ChatX, for instance, offers prompts tuned to ChatGPT as well as popular image-generating systems like DALL-E 2, Midjourney and Stable Diffusion. NeutronField’s prompts for sale cover a slightly wider range of AI systems, including Disco Diffusion and Craiyon.

Many of the marketplace operators, like NeutronField’s Miroslav Kostic, have no background in AI or even data science. They were hobbyists to start, experimenting with systems like Stable Diffusion but running into hurdles unlocking their full potential.

Chatx
Image Credits: ChatX

“I’ve been playing with AI text-to-image models since Disco Diffusion first appeared in September 2021,” Kostic told TechCrunch in an email interview. “I spent countless hours trying to bring to life the ideas that had been in my head for years — dystopian sci-fi landscapes and otherworldly spacescapes. However, I quickly realized that creating coherent images using just words was a challenge.”

Kostic largely runs NeutronField solo, personally reviewing every prompt submitted by sellers to ensure they’re in keeping with the marketplace’s content policy. (NeutronField doesn’t permit prompts that can be used to generate celebrity deepfakes, depictions of graphic violence or clones of copyrighted characters.)

For his part, Shahir Salehi, the founder of ChatX and a front-end designer with computer science and art degrees, felt the “timing was right” to launch a competing marketplace for prompt exchanging.

“There was a growing interest in the industry and a need for a more efficient and accessible way to connect prompt engineers and generative AI users,” Salehi said via email. “As AI systems improve, they can automate more processes or tasks that once required human power, make sense of data on a scale that no human could, and offer streamlined, automated ways for workers to complete manual, mundane tasks. This means that the demand for prompts that can leverage these capabilities may increase as well.”

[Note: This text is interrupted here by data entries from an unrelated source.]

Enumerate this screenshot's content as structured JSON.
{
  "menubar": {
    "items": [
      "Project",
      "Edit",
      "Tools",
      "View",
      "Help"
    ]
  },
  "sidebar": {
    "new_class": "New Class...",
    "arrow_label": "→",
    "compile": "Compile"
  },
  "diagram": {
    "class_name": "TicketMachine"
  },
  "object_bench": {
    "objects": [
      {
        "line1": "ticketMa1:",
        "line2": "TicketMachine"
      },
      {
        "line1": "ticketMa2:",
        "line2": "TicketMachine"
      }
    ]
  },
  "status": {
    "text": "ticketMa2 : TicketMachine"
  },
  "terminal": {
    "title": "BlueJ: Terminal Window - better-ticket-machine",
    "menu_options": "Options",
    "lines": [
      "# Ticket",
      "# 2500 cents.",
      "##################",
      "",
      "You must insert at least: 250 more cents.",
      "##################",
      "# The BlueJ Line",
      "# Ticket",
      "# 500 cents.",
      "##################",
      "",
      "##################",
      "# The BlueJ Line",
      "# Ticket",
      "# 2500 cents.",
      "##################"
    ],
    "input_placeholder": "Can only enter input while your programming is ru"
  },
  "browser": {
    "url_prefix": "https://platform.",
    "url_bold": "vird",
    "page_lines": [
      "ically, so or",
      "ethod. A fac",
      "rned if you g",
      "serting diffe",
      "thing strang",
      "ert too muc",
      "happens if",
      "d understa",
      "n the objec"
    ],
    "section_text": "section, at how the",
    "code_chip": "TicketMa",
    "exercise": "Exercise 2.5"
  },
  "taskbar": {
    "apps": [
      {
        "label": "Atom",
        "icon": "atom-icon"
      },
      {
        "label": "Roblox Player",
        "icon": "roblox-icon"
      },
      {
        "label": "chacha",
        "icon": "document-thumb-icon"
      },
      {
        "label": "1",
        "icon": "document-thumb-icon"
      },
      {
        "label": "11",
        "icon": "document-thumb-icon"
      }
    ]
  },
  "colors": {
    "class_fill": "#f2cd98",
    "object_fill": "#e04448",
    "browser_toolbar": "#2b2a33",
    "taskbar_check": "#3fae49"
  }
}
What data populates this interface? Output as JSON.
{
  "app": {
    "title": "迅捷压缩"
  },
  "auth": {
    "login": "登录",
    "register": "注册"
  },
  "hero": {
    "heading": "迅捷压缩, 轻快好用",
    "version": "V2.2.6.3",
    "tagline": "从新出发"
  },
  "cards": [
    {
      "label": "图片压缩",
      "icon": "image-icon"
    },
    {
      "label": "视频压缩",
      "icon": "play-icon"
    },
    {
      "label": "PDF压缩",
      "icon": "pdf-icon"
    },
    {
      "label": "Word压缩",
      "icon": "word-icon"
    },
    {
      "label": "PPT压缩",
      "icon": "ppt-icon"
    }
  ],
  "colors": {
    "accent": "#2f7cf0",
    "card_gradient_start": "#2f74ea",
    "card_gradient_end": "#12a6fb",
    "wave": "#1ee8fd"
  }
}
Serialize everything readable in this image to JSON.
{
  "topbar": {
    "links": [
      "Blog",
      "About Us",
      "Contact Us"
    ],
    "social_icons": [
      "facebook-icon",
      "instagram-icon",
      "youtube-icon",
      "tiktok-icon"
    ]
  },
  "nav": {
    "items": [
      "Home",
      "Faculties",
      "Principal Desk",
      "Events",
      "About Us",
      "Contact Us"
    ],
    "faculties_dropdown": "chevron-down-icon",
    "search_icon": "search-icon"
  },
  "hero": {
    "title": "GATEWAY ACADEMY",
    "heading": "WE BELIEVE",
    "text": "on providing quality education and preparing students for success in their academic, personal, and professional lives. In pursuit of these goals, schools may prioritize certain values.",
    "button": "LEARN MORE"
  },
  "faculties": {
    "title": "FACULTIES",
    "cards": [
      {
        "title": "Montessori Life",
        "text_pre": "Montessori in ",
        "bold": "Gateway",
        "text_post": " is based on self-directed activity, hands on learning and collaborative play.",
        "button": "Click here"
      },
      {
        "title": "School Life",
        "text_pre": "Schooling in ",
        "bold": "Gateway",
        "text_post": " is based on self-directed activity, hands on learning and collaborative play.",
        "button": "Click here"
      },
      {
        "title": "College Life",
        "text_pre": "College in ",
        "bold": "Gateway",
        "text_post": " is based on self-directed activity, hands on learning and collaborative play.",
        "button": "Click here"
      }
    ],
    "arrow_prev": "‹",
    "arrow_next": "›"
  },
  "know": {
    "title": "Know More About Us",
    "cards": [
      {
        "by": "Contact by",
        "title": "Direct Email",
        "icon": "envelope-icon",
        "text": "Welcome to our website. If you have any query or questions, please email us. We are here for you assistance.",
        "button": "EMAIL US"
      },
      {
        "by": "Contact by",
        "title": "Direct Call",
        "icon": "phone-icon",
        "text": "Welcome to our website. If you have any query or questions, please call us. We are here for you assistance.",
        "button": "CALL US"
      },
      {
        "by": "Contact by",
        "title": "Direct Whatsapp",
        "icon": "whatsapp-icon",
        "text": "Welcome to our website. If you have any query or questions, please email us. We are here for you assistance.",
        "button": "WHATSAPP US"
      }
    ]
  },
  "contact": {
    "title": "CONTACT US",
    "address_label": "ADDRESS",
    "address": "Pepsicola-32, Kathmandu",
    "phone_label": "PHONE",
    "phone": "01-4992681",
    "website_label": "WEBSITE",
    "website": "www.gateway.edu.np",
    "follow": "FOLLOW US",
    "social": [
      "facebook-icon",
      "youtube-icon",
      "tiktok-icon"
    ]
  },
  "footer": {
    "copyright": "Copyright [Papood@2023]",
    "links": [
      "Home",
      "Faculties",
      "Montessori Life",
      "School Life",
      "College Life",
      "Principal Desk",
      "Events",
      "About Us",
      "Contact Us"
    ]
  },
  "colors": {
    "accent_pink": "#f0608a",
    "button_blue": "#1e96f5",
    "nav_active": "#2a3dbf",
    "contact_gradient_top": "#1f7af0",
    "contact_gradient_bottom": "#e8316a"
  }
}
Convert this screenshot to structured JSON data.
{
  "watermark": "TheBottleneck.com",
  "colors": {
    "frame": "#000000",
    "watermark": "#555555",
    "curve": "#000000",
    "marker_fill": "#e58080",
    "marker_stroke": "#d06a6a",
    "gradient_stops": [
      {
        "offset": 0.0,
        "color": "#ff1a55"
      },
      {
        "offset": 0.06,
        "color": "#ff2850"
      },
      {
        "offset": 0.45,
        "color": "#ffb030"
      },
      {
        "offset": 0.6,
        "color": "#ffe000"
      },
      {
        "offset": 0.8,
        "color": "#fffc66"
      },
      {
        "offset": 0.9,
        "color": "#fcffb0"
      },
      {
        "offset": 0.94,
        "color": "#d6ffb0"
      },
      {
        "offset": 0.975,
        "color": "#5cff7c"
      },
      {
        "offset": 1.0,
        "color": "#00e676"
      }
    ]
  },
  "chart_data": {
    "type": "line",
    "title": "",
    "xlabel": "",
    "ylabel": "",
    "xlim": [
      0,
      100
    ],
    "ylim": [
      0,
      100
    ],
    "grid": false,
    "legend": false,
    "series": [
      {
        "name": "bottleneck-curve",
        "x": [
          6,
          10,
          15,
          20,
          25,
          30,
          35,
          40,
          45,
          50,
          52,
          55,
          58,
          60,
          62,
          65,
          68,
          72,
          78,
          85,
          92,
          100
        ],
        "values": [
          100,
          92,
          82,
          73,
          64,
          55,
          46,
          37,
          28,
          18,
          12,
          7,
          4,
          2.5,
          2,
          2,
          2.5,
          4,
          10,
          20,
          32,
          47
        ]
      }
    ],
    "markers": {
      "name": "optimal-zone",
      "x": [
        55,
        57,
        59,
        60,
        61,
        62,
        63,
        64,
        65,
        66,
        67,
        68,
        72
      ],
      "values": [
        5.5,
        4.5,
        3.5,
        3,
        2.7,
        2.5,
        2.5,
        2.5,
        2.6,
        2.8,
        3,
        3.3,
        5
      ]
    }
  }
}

Some marketplace founders pivoted from entirely different industries, no doubt seeking to cash in on the generative AI craze. Pisuth Daengthongdee, who started PromptSea, originally hoped to create an NFT marketplace but was deterred by the formidable competition.

“The large user base of AI-image generators such as Midjourney, DALL-E and later ChatGPT in December, with over a million users, was a major factor in our shift,” Daengthongdee told TechCrunch.

PromptSea
Image Credits: PromptSea

What’s striking about the prompt marketplaces out there is that few, if any, follow the same playbook. It’s uncharted territory, prompt selling and buying, and each platform is approaching it from starkly different directions.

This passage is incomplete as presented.